UK publishes its official position on post-Brexit negotiations with the European Union
The 36 page report on ‘’The Future Relationship with the EU: The UK’s Approach to Negotiations’’ published by the UK Government among other matters tackles also with the issue of data adequacy.
The Government has stated that is intends to maintain high standards of data protection and employ an independent policy in regards to data protection after the one year transition period. During this period the free flow of data to and from EU member states shall remain, while the adequacy decision under GDPR and the Law Enforcement Directive is being discussed. This is to be discussed and implemented as separate topics from the rest of the future relationship and will not form a part of the trade agreements envisaged. In the meantime, the Government of UK will perform evaluations of the EEA states, as well as other countries under an independent international transfer regime. Lastly, the UK shall strive to implement appropriate arrangements that allow continuous cooperation between the UK’s Information Commissioner’s Office and EU Member state data protection authorities and a transparent framework to aid the future discussions on data protection matters.

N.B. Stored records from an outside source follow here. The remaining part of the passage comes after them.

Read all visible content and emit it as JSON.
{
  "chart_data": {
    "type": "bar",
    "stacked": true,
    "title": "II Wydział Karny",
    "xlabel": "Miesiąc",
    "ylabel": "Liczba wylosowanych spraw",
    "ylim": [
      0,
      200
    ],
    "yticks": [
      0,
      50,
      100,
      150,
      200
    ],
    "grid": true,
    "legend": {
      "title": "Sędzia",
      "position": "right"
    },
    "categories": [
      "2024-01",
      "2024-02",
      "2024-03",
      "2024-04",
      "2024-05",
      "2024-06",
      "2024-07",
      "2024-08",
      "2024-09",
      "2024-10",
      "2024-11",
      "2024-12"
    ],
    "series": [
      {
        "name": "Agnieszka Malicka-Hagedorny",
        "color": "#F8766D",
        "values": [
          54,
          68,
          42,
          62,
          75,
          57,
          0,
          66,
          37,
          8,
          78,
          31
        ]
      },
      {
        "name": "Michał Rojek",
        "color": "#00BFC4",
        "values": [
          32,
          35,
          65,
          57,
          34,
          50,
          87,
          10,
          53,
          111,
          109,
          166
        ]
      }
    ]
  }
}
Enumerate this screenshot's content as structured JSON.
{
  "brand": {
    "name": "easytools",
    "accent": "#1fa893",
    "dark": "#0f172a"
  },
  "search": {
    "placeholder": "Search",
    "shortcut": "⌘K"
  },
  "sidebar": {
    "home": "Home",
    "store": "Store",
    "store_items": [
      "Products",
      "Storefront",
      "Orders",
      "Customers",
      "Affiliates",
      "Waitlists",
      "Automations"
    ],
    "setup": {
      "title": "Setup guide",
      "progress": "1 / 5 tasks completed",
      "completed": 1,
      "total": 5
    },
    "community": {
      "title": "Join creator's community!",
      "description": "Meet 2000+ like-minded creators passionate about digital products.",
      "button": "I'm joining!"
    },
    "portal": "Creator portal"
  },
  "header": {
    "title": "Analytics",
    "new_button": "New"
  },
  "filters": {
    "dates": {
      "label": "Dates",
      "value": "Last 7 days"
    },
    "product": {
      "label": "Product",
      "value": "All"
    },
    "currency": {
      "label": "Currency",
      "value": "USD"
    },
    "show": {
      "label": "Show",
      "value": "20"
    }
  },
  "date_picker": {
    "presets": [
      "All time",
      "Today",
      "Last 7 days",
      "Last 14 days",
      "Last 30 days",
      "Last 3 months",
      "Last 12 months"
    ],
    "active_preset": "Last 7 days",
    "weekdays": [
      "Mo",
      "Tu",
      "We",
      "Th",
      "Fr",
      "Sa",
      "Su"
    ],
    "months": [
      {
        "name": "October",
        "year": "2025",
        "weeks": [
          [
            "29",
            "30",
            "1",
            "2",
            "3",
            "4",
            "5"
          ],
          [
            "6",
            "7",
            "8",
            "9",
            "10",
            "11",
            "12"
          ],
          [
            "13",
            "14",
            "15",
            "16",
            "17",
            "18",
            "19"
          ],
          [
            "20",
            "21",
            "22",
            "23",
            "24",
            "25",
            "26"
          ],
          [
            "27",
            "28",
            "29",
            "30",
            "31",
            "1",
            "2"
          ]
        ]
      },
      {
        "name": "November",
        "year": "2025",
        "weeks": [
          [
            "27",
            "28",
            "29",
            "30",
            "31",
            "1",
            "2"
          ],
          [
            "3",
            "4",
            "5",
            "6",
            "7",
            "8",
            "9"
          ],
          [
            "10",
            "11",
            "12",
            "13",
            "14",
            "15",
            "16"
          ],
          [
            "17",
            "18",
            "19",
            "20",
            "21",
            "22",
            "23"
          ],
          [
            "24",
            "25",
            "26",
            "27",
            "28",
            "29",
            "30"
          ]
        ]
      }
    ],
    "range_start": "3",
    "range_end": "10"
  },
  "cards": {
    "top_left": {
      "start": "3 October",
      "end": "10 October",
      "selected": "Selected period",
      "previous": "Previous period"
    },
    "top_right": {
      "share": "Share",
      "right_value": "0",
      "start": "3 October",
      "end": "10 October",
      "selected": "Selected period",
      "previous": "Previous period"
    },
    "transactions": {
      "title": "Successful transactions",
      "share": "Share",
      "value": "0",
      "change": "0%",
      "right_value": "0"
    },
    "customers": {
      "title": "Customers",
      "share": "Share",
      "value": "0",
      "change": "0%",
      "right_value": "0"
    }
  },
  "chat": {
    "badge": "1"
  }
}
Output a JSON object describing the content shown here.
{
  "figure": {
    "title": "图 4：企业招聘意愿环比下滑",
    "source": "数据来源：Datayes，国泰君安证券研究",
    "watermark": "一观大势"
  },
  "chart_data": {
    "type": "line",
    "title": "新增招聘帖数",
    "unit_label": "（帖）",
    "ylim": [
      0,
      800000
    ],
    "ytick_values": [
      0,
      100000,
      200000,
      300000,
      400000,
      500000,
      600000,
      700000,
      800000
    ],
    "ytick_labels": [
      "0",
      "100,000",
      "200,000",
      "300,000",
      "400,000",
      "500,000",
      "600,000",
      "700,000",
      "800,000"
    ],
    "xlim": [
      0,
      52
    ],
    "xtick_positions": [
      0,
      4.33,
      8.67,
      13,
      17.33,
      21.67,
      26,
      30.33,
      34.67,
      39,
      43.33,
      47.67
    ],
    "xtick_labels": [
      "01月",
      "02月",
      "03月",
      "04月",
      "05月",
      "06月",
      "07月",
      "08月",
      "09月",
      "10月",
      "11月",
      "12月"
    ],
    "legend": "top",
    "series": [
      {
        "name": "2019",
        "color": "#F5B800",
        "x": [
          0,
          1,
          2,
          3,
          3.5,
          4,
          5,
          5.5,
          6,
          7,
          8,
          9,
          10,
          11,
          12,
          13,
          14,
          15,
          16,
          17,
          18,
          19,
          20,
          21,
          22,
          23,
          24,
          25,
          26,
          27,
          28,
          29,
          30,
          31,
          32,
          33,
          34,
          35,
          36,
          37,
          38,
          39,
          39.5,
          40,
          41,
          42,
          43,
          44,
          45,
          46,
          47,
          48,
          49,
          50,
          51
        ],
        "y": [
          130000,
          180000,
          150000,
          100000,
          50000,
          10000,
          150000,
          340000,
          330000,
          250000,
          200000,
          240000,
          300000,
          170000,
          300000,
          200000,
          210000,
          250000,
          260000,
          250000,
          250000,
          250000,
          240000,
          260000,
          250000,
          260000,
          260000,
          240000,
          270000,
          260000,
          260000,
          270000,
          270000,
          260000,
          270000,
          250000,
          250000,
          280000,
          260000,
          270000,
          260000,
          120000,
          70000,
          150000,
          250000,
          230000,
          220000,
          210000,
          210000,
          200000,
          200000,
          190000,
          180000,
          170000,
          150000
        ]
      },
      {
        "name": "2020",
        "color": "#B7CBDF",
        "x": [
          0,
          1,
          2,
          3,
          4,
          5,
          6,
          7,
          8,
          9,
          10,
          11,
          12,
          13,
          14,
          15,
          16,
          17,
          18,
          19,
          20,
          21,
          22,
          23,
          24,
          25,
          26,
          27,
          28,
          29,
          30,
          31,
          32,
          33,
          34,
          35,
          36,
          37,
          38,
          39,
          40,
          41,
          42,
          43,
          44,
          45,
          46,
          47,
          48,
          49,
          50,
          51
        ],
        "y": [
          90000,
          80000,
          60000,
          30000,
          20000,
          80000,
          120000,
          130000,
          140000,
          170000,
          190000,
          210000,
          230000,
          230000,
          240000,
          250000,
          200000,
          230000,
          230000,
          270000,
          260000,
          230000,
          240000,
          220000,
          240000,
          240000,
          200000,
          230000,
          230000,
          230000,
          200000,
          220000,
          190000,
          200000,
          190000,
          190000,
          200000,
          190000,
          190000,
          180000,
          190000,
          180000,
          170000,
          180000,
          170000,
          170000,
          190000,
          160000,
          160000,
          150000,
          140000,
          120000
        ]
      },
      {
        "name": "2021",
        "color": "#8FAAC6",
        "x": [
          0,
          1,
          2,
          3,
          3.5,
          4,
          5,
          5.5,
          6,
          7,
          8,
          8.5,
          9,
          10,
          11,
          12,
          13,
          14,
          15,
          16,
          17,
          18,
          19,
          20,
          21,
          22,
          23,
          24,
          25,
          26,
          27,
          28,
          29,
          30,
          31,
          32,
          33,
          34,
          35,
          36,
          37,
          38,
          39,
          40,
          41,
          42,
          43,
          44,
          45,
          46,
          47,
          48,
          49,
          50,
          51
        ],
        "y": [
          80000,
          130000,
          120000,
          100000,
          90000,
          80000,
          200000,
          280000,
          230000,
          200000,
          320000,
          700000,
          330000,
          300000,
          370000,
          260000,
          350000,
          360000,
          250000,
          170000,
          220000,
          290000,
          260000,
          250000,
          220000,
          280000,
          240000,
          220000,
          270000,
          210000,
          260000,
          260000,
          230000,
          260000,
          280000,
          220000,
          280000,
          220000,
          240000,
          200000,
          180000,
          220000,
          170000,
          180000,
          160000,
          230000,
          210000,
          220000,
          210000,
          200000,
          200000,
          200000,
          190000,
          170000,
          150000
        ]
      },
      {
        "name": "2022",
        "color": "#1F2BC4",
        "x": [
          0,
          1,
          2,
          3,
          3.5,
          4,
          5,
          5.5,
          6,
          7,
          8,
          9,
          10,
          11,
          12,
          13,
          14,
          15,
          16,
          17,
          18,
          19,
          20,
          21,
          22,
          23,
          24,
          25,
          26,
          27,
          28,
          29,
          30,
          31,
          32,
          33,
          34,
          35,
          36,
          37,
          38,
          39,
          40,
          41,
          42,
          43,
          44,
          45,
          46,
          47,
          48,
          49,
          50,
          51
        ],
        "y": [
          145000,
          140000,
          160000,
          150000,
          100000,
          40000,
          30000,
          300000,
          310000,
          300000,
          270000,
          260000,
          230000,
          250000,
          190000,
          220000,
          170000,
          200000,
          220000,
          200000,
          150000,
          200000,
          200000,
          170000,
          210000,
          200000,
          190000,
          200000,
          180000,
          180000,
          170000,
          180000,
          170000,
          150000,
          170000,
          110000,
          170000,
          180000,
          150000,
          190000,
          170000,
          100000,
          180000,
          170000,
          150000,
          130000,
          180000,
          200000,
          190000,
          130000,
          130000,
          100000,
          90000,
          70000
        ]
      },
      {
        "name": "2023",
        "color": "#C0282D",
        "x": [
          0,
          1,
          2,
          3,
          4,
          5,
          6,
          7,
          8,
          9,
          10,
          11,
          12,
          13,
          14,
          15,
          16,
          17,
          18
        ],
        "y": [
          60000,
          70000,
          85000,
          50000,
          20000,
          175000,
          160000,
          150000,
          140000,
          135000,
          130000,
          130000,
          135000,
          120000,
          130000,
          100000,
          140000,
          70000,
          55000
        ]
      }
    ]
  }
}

Max Schrems is going after Amazon
Austrian privacy activist Max Schrems who is better known for his for campaigns for violations against Facebook that ended the Europe – US Safe Harbour data transfer arrangement and the non-profit group NOYB (None of Your Business) led by him has filed a complaint against Amazon. The complaint was lodged with the German data protection authority regarding the failure of Amazon to ensure proper data security standards. It was stated by NOYB that Amazon its email servers that are in place to support direct communication between individuals and third party sellers within the Amazon platform do not in all cases have a baseline industry encryption measures.
Considering the vast business size and turnover ($87.4 billion in 2019) of Amazon, it could face a fine of up to 4 billion Euros provided that the alleged accusations turned out to be true.